Art Fly: "Lifelike" at NOMA

Vija Celmins, Eraser, 1967. Acrylic on balsa wood. Collection Orange County Museum of Art, Newport Beach; Gift of Avco Financial Services, Newport Beach.

Editor's Note

Hope you had a happy Thanksgiving! Resident art fly Rachel Gorman dishes on her trip to "Lifelike" at the New Orleans Museum of Art.

Hello again, Turkeys! It’s Cyber Monday, formerly known simply as the Monday after Thanksgiving. After a weekend of turkey sandwiches, I hope you’re hungry for the kind of soul food you can’t find at the bottom of a Tupperware container because I’m back to file a report from the New Orleans Museum of Art.

If your extended clan decided a few nights crashing on your couch just wasn’t enough this holiday and you now need something to stare at besides each other, consider taking everyone to see “Lifelike.” This show has something for everyone, featuring so many familiar names that when I toured it, I felt like I was home for the holidays. Or, to be more specific, that time I was home for the holidays and found all of my old buddies in my parents’ kitchen…tripping.

The range of works is incredible—55 artists who take objects out of their usual contexts, construct them with unexpected materials, or play with their sizes in an effort to jar the viewer into considering the “boundaries between the real and fabricated.” Here, Andy Warhol’s Yellow Brillo Box and White Brillo Box, 1964, and Jasper Johns' Bread, 1969, share the same room, calling attention to the artful aesthetics of the most basic everyday objects. Works mimicking commonplace functional items are masterly and meticulously handcrafted or built from exquisitely rare materials to introduce the idea of the creative process as the artwork rather than the product itself. These works will surprise you into questioning the nature of the objects you find yourself surrounded by regularly.

Works that unnerve by the nature of their scale are also well represented here. There’s the hyper-realistic but disconcertingly small Crouching Boy in Mirror, 1999-2000, by Ron Mueck, a folding table and chairs by Robert Therrien so dazzlingly large that they dwarf the entire gallery space and everyone in it, and two tiny mechanized elevators by Maurizio Cattelan that beep and open so realistically I expected to see a tiny white-collar worker emerge.
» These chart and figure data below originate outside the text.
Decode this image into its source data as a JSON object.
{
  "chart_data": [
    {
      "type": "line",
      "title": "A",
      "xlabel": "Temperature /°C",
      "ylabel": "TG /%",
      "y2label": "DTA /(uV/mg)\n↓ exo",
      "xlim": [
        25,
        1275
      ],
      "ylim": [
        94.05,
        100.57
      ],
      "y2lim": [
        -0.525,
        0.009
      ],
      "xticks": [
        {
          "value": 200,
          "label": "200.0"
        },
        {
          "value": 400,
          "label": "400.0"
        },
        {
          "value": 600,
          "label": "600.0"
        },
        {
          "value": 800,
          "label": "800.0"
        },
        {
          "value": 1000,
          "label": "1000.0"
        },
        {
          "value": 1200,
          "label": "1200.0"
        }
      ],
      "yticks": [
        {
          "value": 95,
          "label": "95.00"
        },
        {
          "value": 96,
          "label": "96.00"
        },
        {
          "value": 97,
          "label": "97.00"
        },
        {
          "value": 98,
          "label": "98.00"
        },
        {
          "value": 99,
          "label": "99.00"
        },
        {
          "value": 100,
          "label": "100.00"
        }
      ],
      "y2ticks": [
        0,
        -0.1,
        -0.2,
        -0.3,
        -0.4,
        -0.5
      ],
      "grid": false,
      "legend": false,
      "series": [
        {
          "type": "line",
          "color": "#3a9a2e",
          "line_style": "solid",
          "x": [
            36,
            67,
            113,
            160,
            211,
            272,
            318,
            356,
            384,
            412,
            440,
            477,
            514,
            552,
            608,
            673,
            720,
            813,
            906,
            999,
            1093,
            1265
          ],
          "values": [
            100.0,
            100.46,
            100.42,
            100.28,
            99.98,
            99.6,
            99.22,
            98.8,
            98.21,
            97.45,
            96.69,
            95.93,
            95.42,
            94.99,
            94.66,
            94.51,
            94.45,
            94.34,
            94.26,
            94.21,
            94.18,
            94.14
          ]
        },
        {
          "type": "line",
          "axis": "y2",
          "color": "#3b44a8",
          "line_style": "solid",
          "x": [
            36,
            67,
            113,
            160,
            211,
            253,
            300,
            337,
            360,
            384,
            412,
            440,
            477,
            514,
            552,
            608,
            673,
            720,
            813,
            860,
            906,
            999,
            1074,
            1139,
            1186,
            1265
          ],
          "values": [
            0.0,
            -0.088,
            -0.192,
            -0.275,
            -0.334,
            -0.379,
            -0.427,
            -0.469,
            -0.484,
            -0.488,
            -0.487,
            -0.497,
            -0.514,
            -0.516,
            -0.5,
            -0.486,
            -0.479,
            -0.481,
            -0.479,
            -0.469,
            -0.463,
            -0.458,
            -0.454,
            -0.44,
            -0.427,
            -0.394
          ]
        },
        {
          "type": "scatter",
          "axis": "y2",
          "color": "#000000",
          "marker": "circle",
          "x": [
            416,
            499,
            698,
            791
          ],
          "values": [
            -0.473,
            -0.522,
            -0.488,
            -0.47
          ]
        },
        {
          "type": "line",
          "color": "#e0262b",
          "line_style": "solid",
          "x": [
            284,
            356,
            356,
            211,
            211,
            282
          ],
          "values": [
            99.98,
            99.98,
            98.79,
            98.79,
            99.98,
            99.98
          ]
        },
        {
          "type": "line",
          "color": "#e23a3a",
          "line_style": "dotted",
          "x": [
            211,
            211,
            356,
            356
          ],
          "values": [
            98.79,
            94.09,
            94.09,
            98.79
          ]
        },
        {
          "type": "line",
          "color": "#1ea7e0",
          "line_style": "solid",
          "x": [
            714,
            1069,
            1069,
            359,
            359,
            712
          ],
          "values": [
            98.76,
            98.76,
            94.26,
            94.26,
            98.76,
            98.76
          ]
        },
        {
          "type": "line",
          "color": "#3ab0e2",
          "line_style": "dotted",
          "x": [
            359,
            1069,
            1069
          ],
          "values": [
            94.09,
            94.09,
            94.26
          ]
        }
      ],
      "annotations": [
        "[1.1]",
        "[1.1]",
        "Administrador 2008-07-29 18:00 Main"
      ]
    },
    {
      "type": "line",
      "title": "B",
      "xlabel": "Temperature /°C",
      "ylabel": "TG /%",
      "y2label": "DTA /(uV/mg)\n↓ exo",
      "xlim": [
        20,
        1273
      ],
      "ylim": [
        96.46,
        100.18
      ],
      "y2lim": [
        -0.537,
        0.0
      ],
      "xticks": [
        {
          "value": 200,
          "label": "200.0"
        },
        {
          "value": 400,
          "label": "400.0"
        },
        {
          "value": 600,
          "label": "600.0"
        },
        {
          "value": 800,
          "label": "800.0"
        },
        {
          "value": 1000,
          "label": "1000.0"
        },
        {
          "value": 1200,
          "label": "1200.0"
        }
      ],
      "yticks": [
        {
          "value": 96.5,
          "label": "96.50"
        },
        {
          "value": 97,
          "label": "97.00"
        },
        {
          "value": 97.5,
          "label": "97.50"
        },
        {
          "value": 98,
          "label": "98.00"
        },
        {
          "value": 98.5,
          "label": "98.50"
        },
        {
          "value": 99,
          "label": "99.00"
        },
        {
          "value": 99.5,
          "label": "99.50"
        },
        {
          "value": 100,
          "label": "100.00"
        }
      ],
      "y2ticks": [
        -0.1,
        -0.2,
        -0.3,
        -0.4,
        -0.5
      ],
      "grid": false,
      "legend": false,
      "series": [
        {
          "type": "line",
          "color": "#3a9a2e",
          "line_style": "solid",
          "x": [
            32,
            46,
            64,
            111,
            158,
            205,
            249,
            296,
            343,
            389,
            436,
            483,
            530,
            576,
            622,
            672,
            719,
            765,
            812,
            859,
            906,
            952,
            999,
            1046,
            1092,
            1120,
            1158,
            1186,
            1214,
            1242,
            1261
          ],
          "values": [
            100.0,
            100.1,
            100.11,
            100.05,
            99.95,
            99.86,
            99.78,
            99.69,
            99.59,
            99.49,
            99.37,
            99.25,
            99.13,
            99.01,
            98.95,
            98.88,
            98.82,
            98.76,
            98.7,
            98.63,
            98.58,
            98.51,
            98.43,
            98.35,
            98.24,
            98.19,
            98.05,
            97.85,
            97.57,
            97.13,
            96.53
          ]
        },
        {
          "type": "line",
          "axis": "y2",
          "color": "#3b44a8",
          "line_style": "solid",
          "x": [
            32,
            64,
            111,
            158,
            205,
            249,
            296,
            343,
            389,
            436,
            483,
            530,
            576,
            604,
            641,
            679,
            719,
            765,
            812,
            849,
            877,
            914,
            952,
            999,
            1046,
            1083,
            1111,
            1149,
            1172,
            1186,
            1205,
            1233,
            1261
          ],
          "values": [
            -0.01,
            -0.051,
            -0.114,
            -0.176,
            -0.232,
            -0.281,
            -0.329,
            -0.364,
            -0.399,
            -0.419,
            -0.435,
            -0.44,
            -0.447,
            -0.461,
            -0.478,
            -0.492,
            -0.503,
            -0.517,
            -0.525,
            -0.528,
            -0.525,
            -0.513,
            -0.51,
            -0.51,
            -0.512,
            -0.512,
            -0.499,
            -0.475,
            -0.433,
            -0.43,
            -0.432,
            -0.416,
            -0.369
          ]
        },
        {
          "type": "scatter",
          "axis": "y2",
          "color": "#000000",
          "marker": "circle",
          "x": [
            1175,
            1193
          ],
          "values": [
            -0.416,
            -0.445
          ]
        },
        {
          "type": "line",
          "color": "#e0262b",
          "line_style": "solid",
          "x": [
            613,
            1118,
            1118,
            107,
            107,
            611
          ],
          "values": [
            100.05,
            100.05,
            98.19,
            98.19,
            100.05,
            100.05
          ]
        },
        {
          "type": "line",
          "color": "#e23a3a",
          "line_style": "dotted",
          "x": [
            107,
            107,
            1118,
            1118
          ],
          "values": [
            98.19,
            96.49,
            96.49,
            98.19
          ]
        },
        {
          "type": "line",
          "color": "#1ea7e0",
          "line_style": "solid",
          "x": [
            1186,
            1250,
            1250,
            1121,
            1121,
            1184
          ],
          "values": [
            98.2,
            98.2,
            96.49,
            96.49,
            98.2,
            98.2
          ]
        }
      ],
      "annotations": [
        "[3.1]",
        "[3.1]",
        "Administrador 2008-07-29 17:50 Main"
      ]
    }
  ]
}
Together they have an almost hallucinatory effect (an effect nodded to no doubt by the inclusion of Roxy Paine’s polymer mushrooms “growing” from the gallery wall). I spent half the time walking around the gallery wholly unsure if a blocked off room or a curtain divide was “real” or “art” until I caught myself and realized: whoa dude, that’s exactly the point.

As evidenced by Jonathan Seliger’s Heartland, 2010, a nearly 9-foot-tall exact scale replica of a milk carton currently showcased in the middle of the museum staircase, "Lifelike" has got enough wholesome, nostalgic, and totally bizarre pieces to appeal to kids, parents, and that one weird uncle who regularly suffers acid flashbacks to enjoy. Make no mistake, it’s an art history lesson, an important contribution to a conversation about the nature of “authenticity,” and a lens through which we can re-examine assumptions we make about the function and aesthetics of our everyday lives. It’s also art that makes for an awesome spectacle, the kind of experience that gives kids (and adults) a foundational appreciation for the visual arts as “cool” that they can build upon later. I gleefully recognized myself in the children I saw dragging their parents around the galleries by the arm and sliding down the stairs of the museum. These kids were plain having fun with the art not even realizing that they were being intellectually stimulated in the process. Just like your aunt’s broccoli-cheddar casserole, the nourishing brain food of the show is dished out secretly—all wrapped up in bright, sometimes wonderfully cheesy, kid-friendly bites.